According to Nadine Palermo, DO, an endocrinologist at Brigham and Women’s Sleep Medicine and Endocrinology Center at Brigham and Women’s Faulkner Hospital, many patients with diabetes who are not engaged in chronic care need to rely on acute care services to manage their diabetes, often resulting in a hospital admission, return ED visits and hospital readmissions.

Brigham and Women’s Faulkner Hospital’s Emergency Department Diabetes Rapid-Referral Program (EDRP), a new pilot program funded by a grant from the Partners Center for Population Health Management and in partnership with Brigham and Women’s Sleep Medicine and Endocrinology Center and BWFH Emergency Medicine, seeks to reengage patients presenting to the emergency department with acute diabetes needs and transition them to a rapid diabetes-focused follow-up. It’s also a great example of work toward BWFH’s 2018 Strategic Goal of Care Redesign & Innovation.

“The goal is to decrease readmission/repeated ED visit rates but most importantly to increase patient quality of care and satisfaction,” says Luis Lobón, MD, MS, Chief of Emergency Medicine at Brigham and Women’s Faulkner Hospital and Vice Chair of Community Emergency Medicine at Brigham Health.

Under the new pilot program, patients with acute diabetes needs who present in the ED are connected to rapid follow-up with the diabetes-focused clinicians in Brigham and Women’s Sleep Medicine and Endocrinology Center within 48 business hours. “The hypothesis is simple,” says Dr. Palermo. “Eliminating the barrier to scheduling diabetes-focused ambulatory care and preventing unnecessary hospitalizations for patients with diabetes should improve patient outcomes and reduce healthcare expenditures. In our previous analysis of the program’s outcomes* we learned that when patients access the EDRP their chances of returning to the ED and of being hospitalized are about 50 percent lower than those who don’t. We also saw decreased ED recidivism, improved glycemic control and decreased healthcare expenditures.”

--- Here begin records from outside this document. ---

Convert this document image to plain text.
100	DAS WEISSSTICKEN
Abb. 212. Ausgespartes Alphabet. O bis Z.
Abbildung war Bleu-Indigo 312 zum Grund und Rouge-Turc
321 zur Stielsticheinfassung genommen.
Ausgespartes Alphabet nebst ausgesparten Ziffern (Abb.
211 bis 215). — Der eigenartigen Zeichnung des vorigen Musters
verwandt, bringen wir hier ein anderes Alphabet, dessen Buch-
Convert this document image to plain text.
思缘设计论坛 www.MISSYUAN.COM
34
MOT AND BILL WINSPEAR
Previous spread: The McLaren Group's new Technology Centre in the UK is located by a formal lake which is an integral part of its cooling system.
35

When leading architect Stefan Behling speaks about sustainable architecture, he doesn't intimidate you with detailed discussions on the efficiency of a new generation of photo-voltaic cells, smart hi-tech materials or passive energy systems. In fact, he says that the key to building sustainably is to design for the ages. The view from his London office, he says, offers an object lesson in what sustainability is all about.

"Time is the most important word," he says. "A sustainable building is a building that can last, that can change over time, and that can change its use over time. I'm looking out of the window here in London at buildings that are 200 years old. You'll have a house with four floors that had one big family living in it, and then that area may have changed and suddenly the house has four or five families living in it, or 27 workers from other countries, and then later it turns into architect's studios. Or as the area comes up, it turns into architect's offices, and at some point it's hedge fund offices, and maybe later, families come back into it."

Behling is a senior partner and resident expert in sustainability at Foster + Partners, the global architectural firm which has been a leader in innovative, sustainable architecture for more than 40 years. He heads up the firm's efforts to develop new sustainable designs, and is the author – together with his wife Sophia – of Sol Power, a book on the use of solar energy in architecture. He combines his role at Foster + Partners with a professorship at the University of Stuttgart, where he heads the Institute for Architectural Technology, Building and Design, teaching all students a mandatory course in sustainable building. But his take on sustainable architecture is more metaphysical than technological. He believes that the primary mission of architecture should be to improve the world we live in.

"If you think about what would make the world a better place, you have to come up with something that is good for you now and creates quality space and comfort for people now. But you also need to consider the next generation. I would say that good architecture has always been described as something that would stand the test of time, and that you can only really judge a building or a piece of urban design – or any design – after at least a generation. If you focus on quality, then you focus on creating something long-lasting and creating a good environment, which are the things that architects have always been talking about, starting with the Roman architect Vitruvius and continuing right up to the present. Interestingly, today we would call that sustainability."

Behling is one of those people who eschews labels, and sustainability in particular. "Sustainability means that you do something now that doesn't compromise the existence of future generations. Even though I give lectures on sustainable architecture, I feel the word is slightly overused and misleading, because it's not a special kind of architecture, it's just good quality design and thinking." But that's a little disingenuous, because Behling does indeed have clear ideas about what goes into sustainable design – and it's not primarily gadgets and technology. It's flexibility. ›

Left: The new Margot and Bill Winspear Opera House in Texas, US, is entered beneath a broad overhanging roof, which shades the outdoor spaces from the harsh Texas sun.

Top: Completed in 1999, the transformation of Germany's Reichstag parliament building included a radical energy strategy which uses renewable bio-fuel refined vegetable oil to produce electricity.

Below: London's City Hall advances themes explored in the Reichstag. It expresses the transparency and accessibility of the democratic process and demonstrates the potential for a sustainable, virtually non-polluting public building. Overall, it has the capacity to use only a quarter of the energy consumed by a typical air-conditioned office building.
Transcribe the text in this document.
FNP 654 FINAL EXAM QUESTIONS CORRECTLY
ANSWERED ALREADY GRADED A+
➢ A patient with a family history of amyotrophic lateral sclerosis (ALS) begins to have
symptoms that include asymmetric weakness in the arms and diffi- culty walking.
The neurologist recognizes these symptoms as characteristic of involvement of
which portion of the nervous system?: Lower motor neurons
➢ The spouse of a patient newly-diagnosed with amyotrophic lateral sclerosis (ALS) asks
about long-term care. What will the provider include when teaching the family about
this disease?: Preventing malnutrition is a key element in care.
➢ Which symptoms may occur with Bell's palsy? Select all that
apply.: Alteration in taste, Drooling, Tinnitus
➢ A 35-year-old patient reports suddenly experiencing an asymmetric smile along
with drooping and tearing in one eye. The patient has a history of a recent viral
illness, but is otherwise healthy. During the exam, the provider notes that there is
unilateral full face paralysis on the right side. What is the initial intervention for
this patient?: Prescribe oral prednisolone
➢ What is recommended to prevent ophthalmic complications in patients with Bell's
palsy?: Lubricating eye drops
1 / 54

Dr. Palermo hopes the EDRP will help her and her colleagues further identify the barriers to patients’ self-care of diabetes and better understand which elements of this intervention are most beneficial to patients. “If the findings are reproducible, we hope similar rapid referral programs for not only diabetes but also other chronic conditions can be implemented and improve patient care,” she says.

Dr. Lobón says piloting the program here at BWFH is ideal for both patients and providers. “There is a strong collaboration between Emergency Medicine and the Division of Endocrinology here, and it’s convenient for patients to follow up here the next day,” he says. “I’m very excited about this project. We’re focused on working together for the same goal.”

*Palermo NE, Modzelewski KL, Farwell AP, Fosbroke J, Shankar KN, Alexanian SM, Baker WE, Simonson DC, McDonnell ME. “Open Access to Diabetes Center from the Emergency Department Reduces Hospitalizations in the Subsequent Year.” Endocrine Practice. 2016.